- Location in Sutter County and the state of California
- Coordinates: 39°9′44″N 121°44′59″W﻿ / ﻿39.16222°N 121.74972°W
- Country: United States
- State: California
- County: Sutter
- South Butte: August 7, 1871
- Sutter City: January 20, 1888
- Sutter: January 26, 1895

Area
- • Total: 3.025 sq mi (7.835 km^{2})
- • Land: 3.025 sq mi (7.835 km^{2})
- • Water: 0 sq mi (0 km^{2}) 0%
- Elevation: 75 ft (23 m)

Population (2020)
- • Total: 2,997
- • Density: 990.7/sq mi (382.5/km^{2})
- Time zone: UTC-8 (Pacific (PST))
- • Summer (DST): UTC-7 (PDT)
- ZIP code: 95982
- Area code: 530
- FIPS code: 06-77378
- GNIS feature ID: 0255919

= Sutter, California =

Census-designated place in California, US

Sutter, formerly South Butte and Sutter City, is a census-designated place (CDP) in Sutter County, California, United States. It is part of the Yuba City Metropolitan Statistical Area within the Greater Sacramento CSA. The population as of the 2020 census was 2,997, up from 2,904 at the 2010 census.

==History==
Originally a settlement called South Butte, established in the vicinity of the stage station at Butte House east of the current town. It had a post office from August 7, 1871, until December 17, 1878, and from February 18, 1879, to January 20, 1888, when it was moved to the new Sutter City Post Office nearby. The Sutter Cemetery (originally South Butte Cemetery) lay to the west on the stage road (in former times used mostly by stagecoaches), and beside it was the school house, that had its classes dismissed when there was a funeral.

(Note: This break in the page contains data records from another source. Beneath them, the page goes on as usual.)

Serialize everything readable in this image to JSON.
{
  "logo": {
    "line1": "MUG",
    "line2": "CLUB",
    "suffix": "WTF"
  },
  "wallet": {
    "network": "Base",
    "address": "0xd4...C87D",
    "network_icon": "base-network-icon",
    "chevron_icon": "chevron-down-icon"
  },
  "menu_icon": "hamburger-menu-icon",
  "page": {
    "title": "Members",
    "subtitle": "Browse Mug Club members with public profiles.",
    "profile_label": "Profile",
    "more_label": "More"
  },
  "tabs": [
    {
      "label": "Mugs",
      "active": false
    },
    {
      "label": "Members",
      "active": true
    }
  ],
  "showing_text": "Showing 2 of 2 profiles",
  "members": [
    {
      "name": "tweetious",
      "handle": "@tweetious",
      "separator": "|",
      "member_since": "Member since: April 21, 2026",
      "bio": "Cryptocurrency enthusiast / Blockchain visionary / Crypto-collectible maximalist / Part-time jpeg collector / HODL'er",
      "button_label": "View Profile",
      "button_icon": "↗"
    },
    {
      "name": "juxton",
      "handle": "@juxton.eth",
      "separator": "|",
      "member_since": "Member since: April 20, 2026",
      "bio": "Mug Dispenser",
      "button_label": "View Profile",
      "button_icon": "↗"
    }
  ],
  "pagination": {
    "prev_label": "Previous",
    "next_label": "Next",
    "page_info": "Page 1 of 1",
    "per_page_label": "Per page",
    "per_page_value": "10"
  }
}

Sutter City was the result of an attempt to take advantage of the boom in California in the late 1880s. The town was located south of the Cemetery along the path of a railroad line projected to pass through the town and it hoped to become the new county seat, because it was near the geographical center of the county. However the rail line was never built and it never became the county seat.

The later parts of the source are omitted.